Não respondo. Estou cansada. De discutir, de justificar, de me explicar. Entro no chuveiro e deixo a água escorrer como se pudesse me lavar de tudo isso.

Ela entra no banheiro pouco depois, tenta me tocar, mas dessa vez eu recuo.

— Não, Vitória. Hoje não.

Ela não insiste. Apenas se encosta na parede e, lentamente, começa a se masturbar diante de mim, como se quisesse provocar ou reafirmar algum tipo de poder. Assisto à cena em silêncio, sem saber o que sentir. Depois, saio do banheiro, visto uma camiseta larga e me deito.

Não demora muito para o sono me vencer.
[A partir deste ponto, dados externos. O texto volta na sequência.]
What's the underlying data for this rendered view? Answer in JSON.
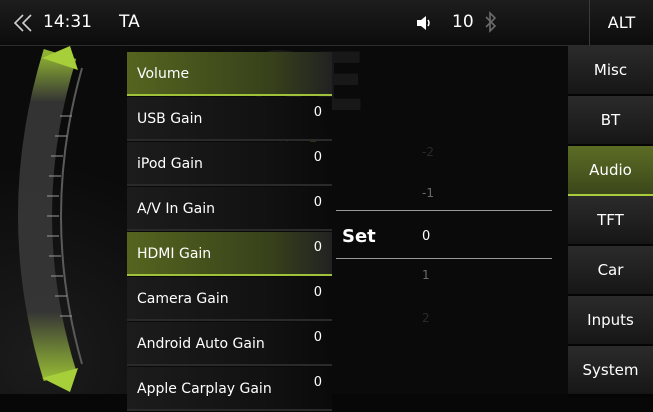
{
  "status": {
    "time": "14:31",
    "source": "TA",
    "volume": "10",
    "alt_label": "ALT"
  },
  "gains": [
    {
      "label": "Volume",
      "value": ""
    },
    {
      "label": "USB Gain",
      "value": "0"
    },
    {
      "label": "iPod Gain",
      "value": "0"
    },
    {
      "label": "A/V In Gain",
      "value": "0"
    },
    {
      "label": "HDMI Gain",
      "value": "0"
    },
    {
      "label": "Camera Gain",
      "value": "0"
    },
    {
      "label": "Android Auto Gain",
      "value": "0"
    },
    {
      "label": "Apple Carplay Gain",
      "value": "0"
    }
  ],
  "picker": {
    "set_label": "Set",
    "values": [
      "-2",
      "-1",
      "0",
      "1",
      "2"
    ],
    "current": "0"
  },
  "tabs": [
    "Misc",
    "BT",
    "Audio",
    "TFT",
    "Car",
    "Inputs",
    "System"
  ],
  "active_tab": "Audio",
  "accent_color": "#a9cc3c",
  "icons": {
    "back": "back-chevron-icon",
    "speaker": "speaker-icon",
    "bluetooth": "bluetooth-icon"
  }
}
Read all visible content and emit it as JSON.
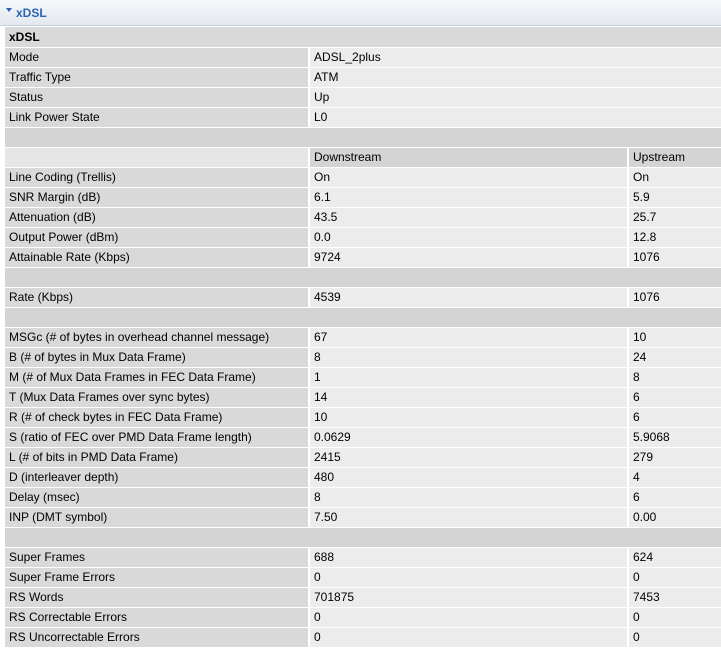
{
  "panel": {
    "title": "xDSL"
  },
  "section_title": "xDSL",
  "info_rows": [
    {
      "label": "Mode",
      "value": "ADSL_2plus"
    },
    {
      "label": "Traffic Type",
      "value": "ATM"
    },
    {
      "label": "Status",
      "value": "Up"
    },
    {
      "label": "Link Power State",
      "value": "L0"
    }
  ],
  "columns": {
    "downstream": "Downstream",
    "upstream": "Upstream"
  },
  "line_rows": [
    {
      "label": "Line Coding (Trellis)",
      "down": "On",
      "up": "On"
    },
    {
      "label": "SNR Margin (dB)",
      "down": "6.1",
      "up": "5.9"
    },
    {
      "label": "Attenuation (dB)",
      "down": "43.5",
      "up": "25.7"
    },
    {
      "label": "Output Power (dBm)",
      "down": "0.0",
      "up": "12.8"
    },
    {
      "label": "Attainable Rate (Kbps)",
      "down": "9724",
      "up": "1076"
    }
  ],
  "rate_rows": [
    {
      "label": "Rate (Kbps)",
      "down": "4539",
      "up": "1076"
    }
  ],
  "frame_rows": [
    {
      "label": "MSGc (# of bytes in overhead channel message)",
      "down": "67",
      "up": "10"
    },
    {
      "label": "B (# of bytes in Mux Data Frame)",
      "down": "8",
      "up": "24"
    },
    {
      "label": "M (# of Mux Data Frames in FEC Data Frame)",
      "down": "1",
      "up": "8"
    },
    {
      "label": "T (Mux Data Frames over sync bytes)",
      "down": "14",
      "up": "6"
    },
    {
      "label": "R (# of check bytes in FEC Data Frame)",
      "down": "10",
      "up": "6"
    },
    {
      "label": "S (ratio of FEC over PMD Data Frame length)",
      "down": "0.0629",
      "up": "5.9068"
    },
    {
      "label": "L (# of bits in PMD Data Frame)",
      "down": "2415",
      "up": "279"
    },
    {
      "label": "D (interleaver depth)",
      "down": "480",
      "up": "4"
    },
    {
      "label": "Delay (msec)",
      "down": "8",
      "up": "6"
    },
    {
      "label": "INP (DMT symbol)",
      "down": "7.50",
      "up": "0.00"
    }
  ],
  "error_rows": [
    {
      "label": "Super Frames",
      "down": "688",
      "up": "624"
    },
    {
      "label": "Super Frame Errors",
      "down": "0",
      "up": "0"
    },
    {
      "label": "RS Words",
      "down": "701875",
      "up": "7453"
    },
    {
      "label": "RS Correctable Errors",
      "down": "0",
      "up": "0"
    },
    {
      "label": "RS Uncorrectable Errors",
      "down": "0",
      "up": "0"
    }
  ],
  "colors": {
    "header_text": "#2a63b8",
    "label_bg": "#d9d9d9",
    "value_bg": "#ececec"
  },
  "icons": {
    "collapse": "triangle-down-icon"
  }
}
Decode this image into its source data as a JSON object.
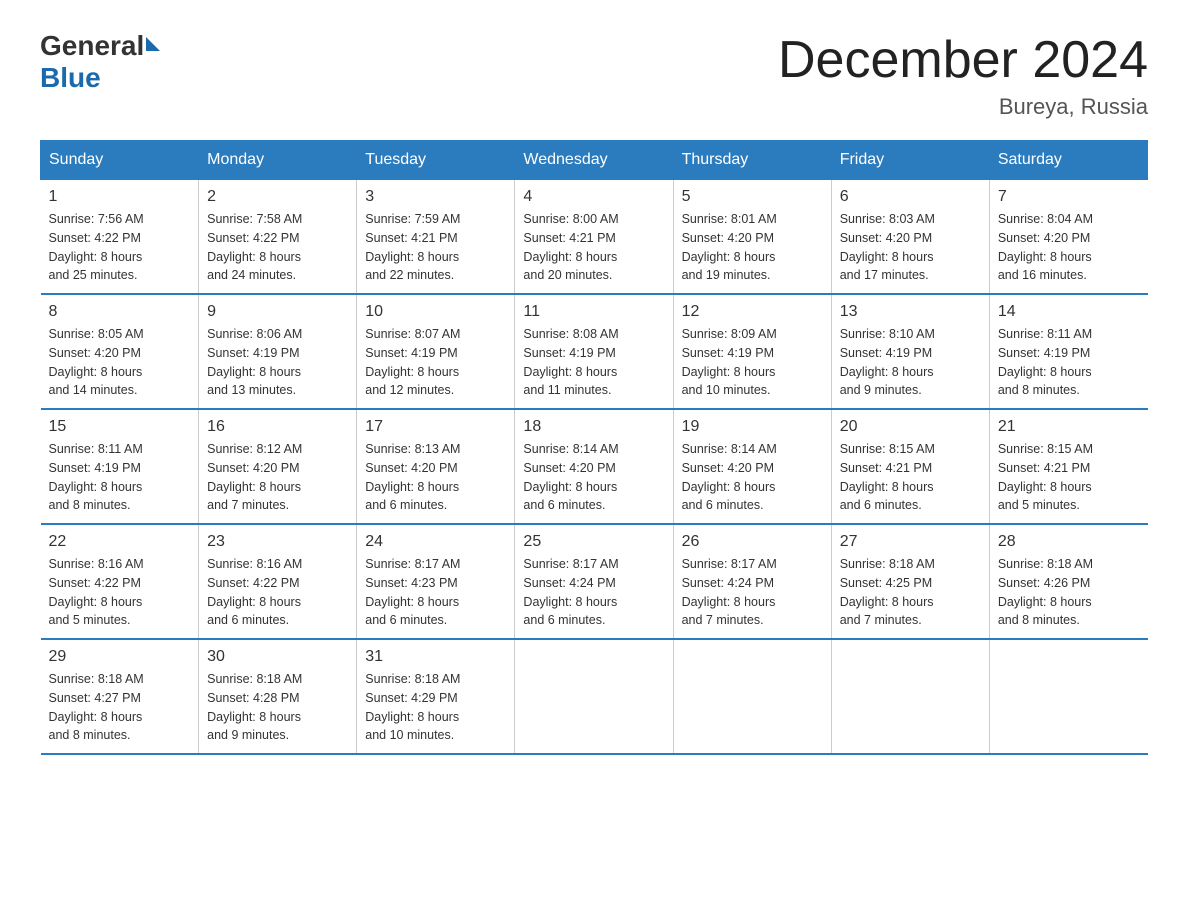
{
  "header": {
    "logo_general": "General",
    "logo_blue": "Blue",
    "month_title": "December 2024",
    "location": "Bureya, Russia"
  },
  "days_of_week": [
    "Sunday",
    "Monday",
    "Tuesday",
    "Wednesday",
    "Thursday",
    "Friday",
    "Saturday"
  ],
  "weeks": [
    [
      {
        "day": "1",
        "sunrise": "7:56 AM",
        "sunset": "4:22 PM",
        "daylight": "8 hours and 25 minutes."
      },
      {
        "day": "2",
        "sunrise": "7:58 AM",
        "sunset": "4:22 PM",
        "daylight": "8 hours and 24 minutes."
      },
      {
        "day": "3",
        "sunrise": "7:59 AM",
        "sunset": "4:21 PM",
        "daylight": "8 hours and 22 minutes."
      },
      {
        "day": "4",
        "sunrise": "8:00 AM",
        "sunset": "4:21 PM",
        "daylight": "8 hours and 20 minutes."
      },
      {
        "day": "5",
        "sunrise": "8:01 AM",
        "sunset": "4:20 PM",
        "daylight": "8 hours and 19 minutes."
      },
      {
        "day": "6",
        "sunrise": "8:03 AM",
        "sunset": "4:20 PM",
        "daylight": "8 hours and 17 minutes."
      },
      {
        "day": "7",
        "sunrise": "8:04 AM",
        "sunset": "4:20 PM",
        "daylight": "8 hours and 16 minutes."
      }
    ],
    [
      {
        "day": "8",
        "sunrise": "8:05 AM",
        "sunset": "4:20 PM",
        "daylight": "8 hours and 14 minutes."
      },
      {
        "day": "9",
        "sunrise": "8:06 AM",
        "sunset": "4:19 PM",
        "daylight": "8 hours and 13 minutes."
      },
      {
        "day": "10",
        "sunrise": "8:07 AM",
        "sunset": "4:19 PM",
        "daylight": "8 hours and 12 minutes."
      },
      {
        "day": "11",
        "sunrise": "8:08 AM",
        "sunset": "4:19 PM",
        "daylight": "8 hours and 11 minutes."
      },
      {
        "day": "12",
        "sunrise": "8:09 AM",
        "sunset": "4:19 PM",
        "daylight": "8 hours and 10 minutes."
      },
      {
        "day": "13",
        "sunrise": "8:10 AM",
        "sunset": "4:19 PM",
        "daylight": "8 hours and 9 minutes."
      },
      {
        "day": "14",
        "sunrise": "8:11 AM",
        "sunset": "4:19 PM",
        "daylight": "8 hours and 8 minutes."
      }
    ],
    [
      {
        "day": "15",
        "sunrise": "8:11 AM",
        "sunset": "4:19 PM",
        "daylight": "8 hours and 8 minutes."
      },
      {
        "day": "16",
        "sunrise": "8:12 AM",
        "sunset": "4:20 PM",
        "daylight": "8 hours and 7 minutes."
      },
      {
        "day": "17",
        "sunrise": "8:13 AM",
        "sunset": "4:20 PM",
        "daylight": "8 hours and 6 minutes."
      },
      {
        "day": "18",
        "sunrise": "8:14 AM",
        "sunset": "4:20 PM",
        "daylight": "8 hours and 6 minutes."
      },
      {
        "day": "19",
        "sunrise": "8:14 AM",
        "sunset": "4:20 PM",
        "daylight": "8 hours and 6 minutes."
      },
      {
        "day": "20",
        "sunrise": "8:15 AM",
        "sunset": "4:21 PM",
        "daylight": "8 hours and 6 minutes."
      },
      {
        "day": "21",
        "sunrise": "8:15 AM",
        "sunset": "4:21 PM",
        "daylight": "8 hours and 5 minutes."
      }
    ],
    [
      {
        "day": "22",
        "sunrise": "8:16 AM",
        "sunset": "4:22 PM",
        "daylight": "8 hours and 5 minutes."
      },
      {
        "day": "23",
        "sunrise": "8:16 AM",
        "sunset": "4:22 PM",
        "daylight": "8 hours and 6 minutes."
      },
      {
        "day": "24",
        "sunrise": "8:17 AM",
        "sunset": "4:23 PM",
        "daylight": "8 hours and 6 minutes."
      },
      {
        "day": "25",
        "sunrise": "8:17 AM",
        "sunset": "4:24 PM",
        "daylight": "8 hours and 6 minutes."
      },
      {
        "day": "26",
        "sunrise": "8:17 AM",
        "sunset": "4:24 PM",
        "daylight": "8 hours and 7 minutes."
      },
      {
        "day": "27",
        "sunrise": "8:18 AM",
        "sunset": "4:25 PM",
        "daylight": "8 hours and 7 minutes."
      },
      {
        "day": "28",
        "sunrise": "8:18 AM",
        "sunset": "4:26 PM",
        "daylight": "8 hours and 8 minutes."
      }
    ],
    [
      {
        "day": "29",
        "sunrise": "8:18 AM",
        "sunset": "4:27 PM",
        "daylight": "8 hours and 8 minutes."
      },
      {
        "day": "30",
        "sunrise": "8:18 AM",
        "sunset": "4:28 PM",
        "daylight": "8 hours and 9 minutes."
      },
      {
        "day": "31",
        "sunrise": "8:18 AM",
        "sunset": "4:29 PM",
        "daylight": "8 hours and 10 minutes."
      },
      null,
      null,
      null,
      null
    ]
  ],
  "labels": {
    "sunrise": "Sunrise:",
    "sunset": "Sunset:",
    "daylight": "Daylight:"
  }
}
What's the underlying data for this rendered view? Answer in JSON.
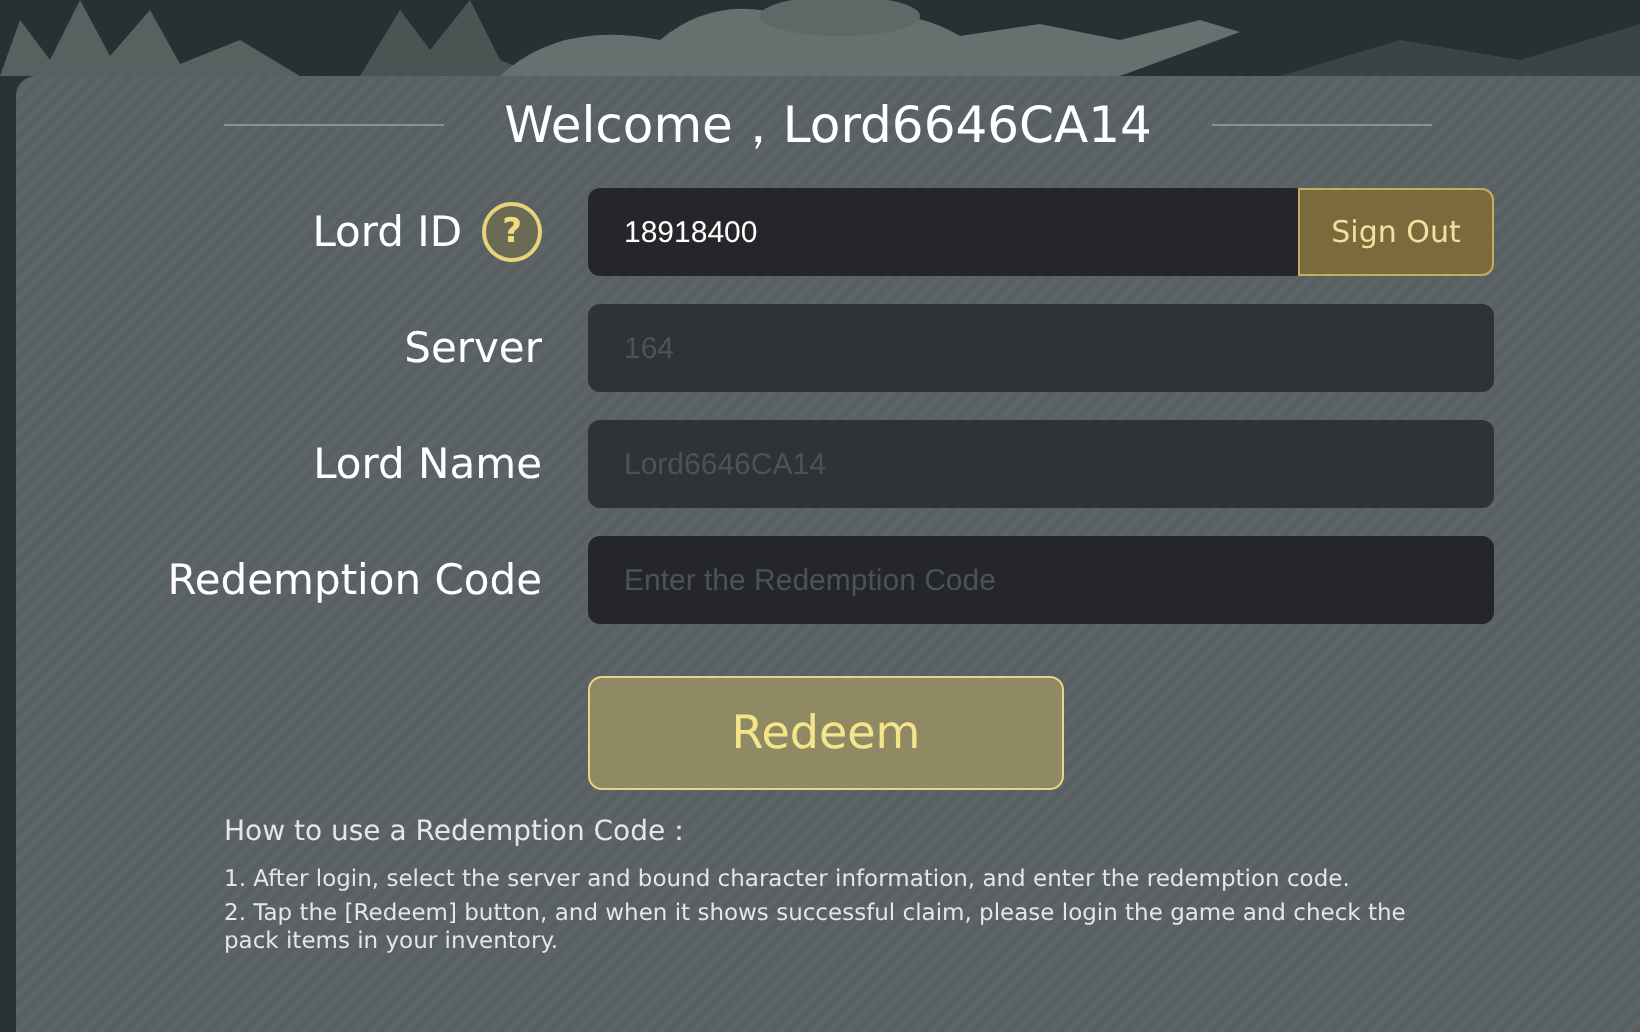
{
  "title": "Welcome，Lord6646CA14",
  "fields": [
    {
      "label": "Lord ID",
      "value": "18918400",
      "help_icon": "?",
      "disabled": false,
      "action": "Sign Out"
    },
    {
      "label": "Server",
      "value": "164",
      "disabled": true
    },
    {
      "label": "Lord Name",
      "value": "Lord6646CA14",
      "disabled": true
    },
    {
      "label": "Redemption Code",
      "placeholder": "Enter the Redemption Code",
      "disabled": false
    }
  ],
  "redeem_button": "Redeem",
  "instructions": {
    "heading": "How to use a Redemption Code：",
    "steps": [
      "1. After login, select the server and bound character information, and enter the redemption code.",
      "2. Tap the [Redeem] button, and when it shows successful claim, please login the game and check the pack items in your inventory."
    ]
  }
}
Estou exausta demais para pensar, sentir ou reagir.

Só quero dormir.

Para esquecer esse dia — e essa noite horrível — tento buscar qualquer coisa que acalme meus pensamentos. O nó na garganta se forma silenciosamente, pesado, como se me sufocasse de dentro para fora. Sinto meu peito apertar e a vontade de chorar vem, mas seguro. Não porque quero ser forte, mas porque estou exausta até mesmo para isso.